1924 C. P. Berkey in Bull. N.Y. State Mus. CCLI. 116 The genetic idea is carried better if the product of evaporation were called an evaporate, as Doctor Grabau does in his work on Salt Deposits, and the product of reaction by mixing were called a reactionate. Perhaps one could write them evaporite and reactionite. 1949 Mineral. Mag. XXVIII. 621 (heading) The lower evaporite bed. 1965 A. Holmes Princ. Physical Geol. (ed. 2) iv. 78 Salt deposits (evaporites), such as are left behind when salt lakes dry up, or when enclosed bodies of sea water are strongly evaporated. 1967 Oceanogr. & Marine Biol. V. 131 Evaporite sediments of Mississippian age have caused similar uplift in nearby Nova Scotia.
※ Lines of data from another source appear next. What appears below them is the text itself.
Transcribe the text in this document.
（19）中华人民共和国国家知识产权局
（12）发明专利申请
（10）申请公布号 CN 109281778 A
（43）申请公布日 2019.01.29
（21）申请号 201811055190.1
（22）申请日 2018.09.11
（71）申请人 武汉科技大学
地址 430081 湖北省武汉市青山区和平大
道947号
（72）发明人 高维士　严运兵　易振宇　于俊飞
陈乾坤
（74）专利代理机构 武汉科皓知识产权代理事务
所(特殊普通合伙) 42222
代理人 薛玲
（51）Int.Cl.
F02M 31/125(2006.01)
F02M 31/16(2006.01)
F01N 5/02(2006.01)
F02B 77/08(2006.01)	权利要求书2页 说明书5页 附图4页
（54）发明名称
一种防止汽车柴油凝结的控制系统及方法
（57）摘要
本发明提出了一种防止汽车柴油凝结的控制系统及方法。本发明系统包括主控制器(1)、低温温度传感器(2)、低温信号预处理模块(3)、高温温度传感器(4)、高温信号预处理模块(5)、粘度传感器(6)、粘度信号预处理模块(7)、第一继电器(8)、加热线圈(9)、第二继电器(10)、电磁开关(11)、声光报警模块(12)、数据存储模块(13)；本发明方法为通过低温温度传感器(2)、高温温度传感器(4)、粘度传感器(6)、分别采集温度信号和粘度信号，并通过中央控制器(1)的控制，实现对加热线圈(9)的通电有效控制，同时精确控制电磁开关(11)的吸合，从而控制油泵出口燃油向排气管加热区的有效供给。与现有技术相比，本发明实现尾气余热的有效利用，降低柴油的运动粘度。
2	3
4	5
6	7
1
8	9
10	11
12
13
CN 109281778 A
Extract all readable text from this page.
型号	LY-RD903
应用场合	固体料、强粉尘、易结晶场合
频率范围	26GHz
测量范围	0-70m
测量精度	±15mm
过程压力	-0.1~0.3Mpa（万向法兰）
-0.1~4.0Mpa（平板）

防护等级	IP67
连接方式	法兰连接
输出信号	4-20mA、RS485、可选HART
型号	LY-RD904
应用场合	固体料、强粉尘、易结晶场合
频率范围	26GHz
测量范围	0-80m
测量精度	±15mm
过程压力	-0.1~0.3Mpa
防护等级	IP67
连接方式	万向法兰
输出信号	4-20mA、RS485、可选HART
  Hence evapoˈritic a., pertaining to, characteristic of, an evaporite.

1951 Jrnl. Sedimentary Petrol. XXI. 75/1 In the upper Gulf Coast area, evaporites occur in the Ferry Lake, with showings of gypsum and evaporitic dolomite on the outcrop near Austin. 1969 Daily Tel. 13 Jan. 10/7 An evaporitic area is an arid region where evaporation prevails.